Wade Adams, director of the Richard E. Smalley Institute for Nanoscale Science and Technology, appreciates OTT’s ability to take patent pressures off his plate. ”You can tell I’m a big fan,” he said, explaining that OTT ”gives us more time to do the things we really need to focus on, which is the research.”
It’s telling, said Adams, that by 2005, ”the number of patents submitted by nanotechnology alone gave Rice the most valuable patent portfolio of all other universities in the country. It’s really remarkable when you consider that No. 2 was the entire University of California system. Think of how big they are and how well-funded their system is – and yet the quality of our patents is second to none.”
That reputation helped sway Bhakuni in her decision to move south. “What was attractive about coming to Rice was the great quality of researchers, especially in nanotechnology,” she said. ”And there are some interesting things here that are under the radar, especially in computer science and engineering.”
To that end, she’s bulking up her staff. She’s hired an engineer and plans to hire biomedical and electrical specialists to guide researchers in those areas through the process of patenting discoveries and/or starting companies.

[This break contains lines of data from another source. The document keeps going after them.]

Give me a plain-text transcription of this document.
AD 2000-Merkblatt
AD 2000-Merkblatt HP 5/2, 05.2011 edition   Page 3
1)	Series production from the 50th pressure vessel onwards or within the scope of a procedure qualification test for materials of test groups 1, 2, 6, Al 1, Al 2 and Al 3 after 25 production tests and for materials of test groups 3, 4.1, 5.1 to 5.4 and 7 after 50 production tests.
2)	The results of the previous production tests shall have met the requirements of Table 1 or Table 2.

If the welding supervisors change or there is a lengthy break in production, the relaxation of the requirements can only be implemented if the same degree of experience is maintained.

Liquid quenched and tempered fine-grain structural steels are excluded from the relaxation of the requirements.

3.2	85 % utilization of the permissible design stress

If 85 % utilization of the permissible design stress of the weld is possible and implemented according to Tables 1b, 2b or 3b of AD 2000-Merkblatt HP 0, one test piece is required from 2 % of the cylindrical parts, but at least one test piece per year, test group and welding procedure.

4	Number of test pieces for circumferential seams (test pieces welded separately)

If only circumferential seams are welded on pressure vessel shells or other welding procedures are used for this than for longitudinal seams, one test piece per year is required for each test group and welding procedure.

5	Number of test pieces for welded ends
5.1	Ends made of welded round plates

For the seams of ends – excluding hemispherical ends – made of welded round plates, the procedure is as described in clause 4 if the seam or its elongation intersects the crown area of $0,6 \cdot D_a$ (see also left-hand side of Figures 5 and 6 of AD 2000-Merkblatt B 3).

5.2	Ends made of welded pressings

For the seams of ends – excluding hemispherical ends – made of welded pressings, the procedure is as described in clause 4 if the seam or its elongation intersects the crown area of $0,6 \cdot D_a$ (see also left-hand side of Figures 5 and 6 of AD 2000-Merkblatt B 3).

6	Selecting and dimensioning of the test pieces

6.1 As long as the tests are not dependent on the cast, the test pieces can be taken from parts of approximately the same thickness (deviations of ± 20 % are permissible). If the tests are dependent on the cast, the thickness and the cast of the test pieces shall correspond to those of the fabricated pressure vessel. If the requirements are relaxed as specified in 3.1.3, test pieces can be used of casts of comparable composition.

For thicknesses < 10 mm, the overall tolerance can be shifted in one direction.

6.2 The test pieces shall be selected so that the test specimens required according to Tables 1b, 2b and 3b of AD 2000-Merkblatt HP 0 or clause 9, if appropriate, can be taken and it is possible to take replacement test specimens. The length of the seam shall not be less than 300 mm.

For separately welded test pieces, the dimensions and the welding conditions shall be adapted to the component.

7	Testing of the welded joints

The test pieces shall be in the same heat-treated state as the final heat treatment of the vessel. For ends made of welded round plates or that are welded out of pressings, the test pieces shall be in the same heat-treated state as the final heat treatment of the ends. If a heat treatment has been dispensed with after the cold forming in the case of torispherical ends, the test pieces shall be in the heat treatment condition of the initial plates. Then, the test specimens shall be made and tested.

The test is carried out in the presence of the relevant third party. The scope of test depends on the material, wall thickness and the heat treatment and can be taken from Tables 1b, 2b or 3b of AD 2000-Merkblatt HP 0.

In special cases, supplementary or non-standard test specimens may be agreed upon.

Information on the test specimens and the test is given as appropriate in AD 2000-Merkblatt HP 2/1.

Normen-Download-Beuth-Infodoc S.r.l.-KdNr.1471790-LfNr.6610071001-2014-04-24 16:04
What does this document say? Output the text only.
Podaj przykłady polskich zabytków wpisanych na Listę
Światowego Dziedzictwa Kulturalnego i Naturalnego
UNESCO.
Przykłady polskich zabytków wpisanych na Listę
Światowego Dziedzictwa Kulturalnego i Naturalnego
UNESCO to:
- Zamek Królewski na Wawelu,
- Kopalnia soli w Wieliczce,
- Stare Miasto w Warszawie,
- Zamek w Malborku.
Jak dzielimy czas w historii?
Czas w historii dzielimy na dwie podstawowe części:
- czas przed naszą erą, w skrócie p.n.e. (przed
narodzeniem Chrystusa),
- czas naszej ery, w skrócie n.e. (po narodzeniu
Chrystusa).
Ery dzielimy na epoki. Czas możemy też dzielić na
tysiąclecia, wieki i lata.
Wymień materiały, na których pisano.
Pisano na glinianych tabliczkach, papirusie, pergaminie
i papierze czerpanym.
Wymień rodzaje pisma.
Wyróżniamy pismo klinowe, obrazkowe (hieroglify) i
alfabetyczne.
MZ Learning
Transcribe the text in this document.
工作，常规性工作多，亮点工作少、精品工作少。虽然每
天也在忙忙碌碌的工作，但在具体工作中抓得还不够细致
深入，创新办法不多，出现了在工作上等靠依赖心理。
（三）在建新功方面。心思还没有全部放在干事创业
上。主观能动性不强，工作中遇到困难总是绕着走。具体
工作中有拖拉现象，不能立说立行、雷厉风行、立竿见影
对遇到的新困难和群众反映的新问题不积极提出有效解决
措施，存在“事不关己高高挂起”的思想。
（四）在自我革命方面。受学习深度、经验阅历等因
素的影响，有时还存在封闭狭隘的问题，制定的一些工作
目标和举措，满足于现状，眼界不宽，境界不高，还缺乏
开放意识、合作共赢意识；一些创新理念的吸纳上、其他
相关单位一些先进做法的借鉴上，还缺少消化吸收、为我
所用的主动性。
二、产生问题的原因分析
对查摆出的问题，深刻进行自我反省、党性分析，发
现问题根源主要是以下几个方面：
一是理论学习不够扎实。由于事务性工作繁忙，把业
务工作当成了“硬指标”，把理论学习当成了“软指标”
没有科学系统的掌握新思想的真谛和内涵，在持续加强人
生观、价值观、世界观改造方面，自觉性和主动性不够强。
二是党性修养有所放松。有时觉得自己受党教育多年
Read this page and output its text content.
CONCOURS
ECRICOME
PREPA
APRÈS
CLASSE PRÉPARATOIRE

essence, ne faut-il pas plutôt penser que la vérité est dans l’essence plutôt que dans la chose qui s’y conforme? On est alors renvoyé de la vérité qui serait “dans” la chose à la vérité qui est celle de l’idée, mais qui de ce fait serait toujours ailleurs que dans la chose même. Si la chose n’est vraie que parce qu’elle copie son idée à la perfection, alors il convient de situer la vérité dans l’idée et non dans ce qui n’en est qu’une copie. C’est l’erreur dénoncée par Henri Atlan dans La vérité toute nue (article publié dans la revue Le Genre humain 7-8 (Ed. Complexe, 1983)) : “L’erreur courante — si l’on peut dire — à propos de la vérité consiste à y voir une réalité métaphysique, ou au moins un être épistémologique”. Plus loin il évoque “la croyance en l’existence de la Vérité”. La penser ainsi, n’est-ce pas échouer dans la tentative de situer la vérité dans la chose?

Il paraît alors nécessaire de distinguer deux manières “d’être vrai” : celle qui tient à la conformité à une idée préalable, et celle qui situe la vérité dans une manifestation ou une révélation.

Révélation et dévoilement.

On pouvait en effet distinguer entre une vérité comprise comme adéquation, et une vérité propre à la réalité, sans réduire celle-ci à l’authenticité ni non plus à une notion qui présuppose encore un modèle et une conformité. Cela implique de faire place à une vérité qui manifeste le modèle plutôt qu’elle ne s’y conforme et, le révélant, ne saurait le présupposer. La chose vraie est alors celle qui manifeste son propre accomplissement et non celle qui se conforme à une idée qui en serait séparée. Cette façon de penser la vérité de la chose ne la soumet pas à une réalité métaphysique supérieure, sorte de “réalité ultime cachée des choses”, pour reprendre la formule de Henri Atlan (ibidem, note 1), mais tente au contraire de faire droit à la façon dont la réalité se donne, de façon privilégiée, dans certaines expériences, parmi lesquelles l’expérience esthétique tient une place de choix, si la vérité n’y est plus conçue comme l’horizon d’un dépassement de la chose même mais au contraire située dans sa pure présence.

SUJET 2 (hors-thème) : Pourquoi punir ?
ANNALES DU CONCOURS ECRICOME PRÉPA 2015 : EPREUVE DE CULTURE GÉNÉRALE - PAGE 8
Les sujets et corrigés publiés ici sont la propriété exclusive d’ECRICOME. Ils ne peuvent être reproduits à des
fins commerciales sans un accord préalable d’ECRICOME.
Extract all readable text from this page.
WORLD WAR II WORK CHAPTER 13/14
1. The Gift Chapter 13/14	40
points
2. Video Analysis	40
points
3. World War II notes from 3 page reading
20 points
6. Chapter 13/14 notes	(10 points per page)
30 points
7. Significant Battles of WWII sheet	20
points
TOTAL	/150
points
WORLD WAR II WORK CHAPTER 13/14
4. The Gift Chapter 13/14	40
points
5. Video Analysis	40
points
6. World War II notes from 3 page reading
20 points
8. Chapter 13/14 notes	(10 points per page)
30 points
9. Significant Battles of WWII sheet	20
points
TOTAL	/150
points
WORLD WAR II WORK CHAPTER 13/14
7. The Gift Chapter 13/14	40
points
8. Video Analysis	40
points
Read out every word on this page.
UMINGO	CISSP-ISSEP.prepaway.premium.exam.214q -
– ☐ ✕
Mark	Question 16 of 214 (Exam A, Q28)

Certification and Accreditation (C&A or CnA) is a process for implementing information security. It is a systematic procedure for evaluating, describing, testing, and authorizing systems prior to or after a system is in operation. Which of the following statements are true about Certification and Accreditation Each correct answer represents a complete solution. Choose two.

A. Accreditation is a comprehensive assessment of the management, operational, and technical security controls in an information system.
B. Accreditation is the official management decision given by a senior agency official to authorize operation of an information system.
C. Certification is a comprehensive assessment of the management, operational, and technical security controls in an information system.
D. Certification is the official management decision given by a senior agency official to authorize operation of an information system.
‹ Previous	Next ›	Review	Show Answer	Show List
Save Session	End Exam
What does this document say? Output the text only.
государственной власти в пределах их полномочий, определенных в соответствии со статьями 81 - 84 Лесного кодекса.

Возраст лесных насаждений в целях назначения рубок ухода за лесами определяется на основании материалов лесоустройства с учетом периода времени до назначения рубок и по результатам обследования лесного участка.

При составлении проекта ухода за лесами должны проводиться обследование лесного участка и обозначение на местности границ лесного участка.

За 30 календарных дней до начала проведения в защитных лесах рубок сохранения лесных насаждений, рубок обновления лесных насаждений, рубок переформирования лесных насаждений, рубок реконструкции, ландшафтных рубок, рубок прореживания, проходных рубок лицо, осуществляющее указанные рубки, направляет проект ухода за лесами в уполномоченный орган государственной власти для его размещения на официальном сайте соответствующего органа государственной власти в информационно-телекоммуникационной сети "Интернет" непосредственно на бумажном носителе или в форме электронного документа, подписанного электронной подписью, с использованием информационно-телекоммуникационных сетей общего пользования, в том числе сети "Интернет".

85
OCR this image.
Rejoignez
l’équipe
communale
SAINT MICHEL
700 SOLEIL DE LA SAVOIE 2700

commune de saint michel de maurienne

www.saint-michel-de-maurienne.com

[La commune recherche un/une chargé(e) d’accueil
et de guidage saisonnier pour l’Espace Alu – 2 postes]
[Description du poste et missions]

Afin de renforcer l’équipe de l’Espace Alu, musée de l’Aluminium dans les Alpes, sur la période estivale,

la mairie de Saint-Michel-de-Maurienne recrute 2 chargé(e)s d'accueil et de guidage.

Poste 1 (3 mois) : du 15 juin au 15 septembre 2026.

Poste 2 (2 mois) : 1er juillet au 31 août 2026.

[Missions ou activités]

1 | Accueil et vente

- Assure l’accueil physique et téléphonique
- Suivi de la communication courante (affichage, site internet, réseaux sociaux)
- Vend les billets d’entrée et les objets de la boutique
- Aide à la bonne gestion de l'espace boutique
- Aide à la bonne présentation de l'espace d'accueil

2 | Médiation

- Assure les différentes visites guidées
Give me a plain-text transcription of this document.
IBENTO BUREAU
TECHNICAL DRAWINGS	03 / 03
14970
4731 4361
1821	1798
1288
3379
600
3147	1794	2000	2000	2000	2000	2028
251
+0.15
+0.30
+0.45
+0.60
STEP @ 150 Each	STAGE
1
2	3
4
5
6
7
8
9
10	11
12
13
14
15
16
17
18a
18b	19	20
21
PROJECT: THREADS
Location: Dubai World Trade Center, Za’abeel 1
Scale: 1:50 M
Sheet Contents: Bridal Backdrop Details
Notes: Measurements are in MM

Patents are only part of OTT’s portfolio. The department has been increasingly successful in guiding industrial research contracts to Rice labs. As Coleman noted, Rice President David Leebron’s Vision for the Second Century and the new Collaborative Research Center have raised the profile of a ”really excellent faculty.”
”We’ve already seen that the ability to get some very large research contracts has improved over the last year,” he said.
Though OTT will sometimes say “no” to a researcher, Bhakuni said there are also times the office will pony up to patent an idea that seems unlikely to return the investment, just because “it’s the right thing to do” — an especially important concept when part of Leebron’s vision is to raise Rice’s ability to help solve the world’s problems.
“What I want for this program is for the rest of the world to see what I see, which is that the technology and research here at Rice are comparable to any other top research institution or university,” Bhakuni said. “I’d like us to be known on a national and international basis. And I think it can happen.
”Maybe that means we make a ton of money, or maybe it means we have just a couple of well-known products that really make an impact. And there is that potential, with NanoSpectra — maybe they’ll be able to kill cancer pretty well,” she said. ”It would really be marvelous.
”I’d love for them to say Rice was the catalyst.”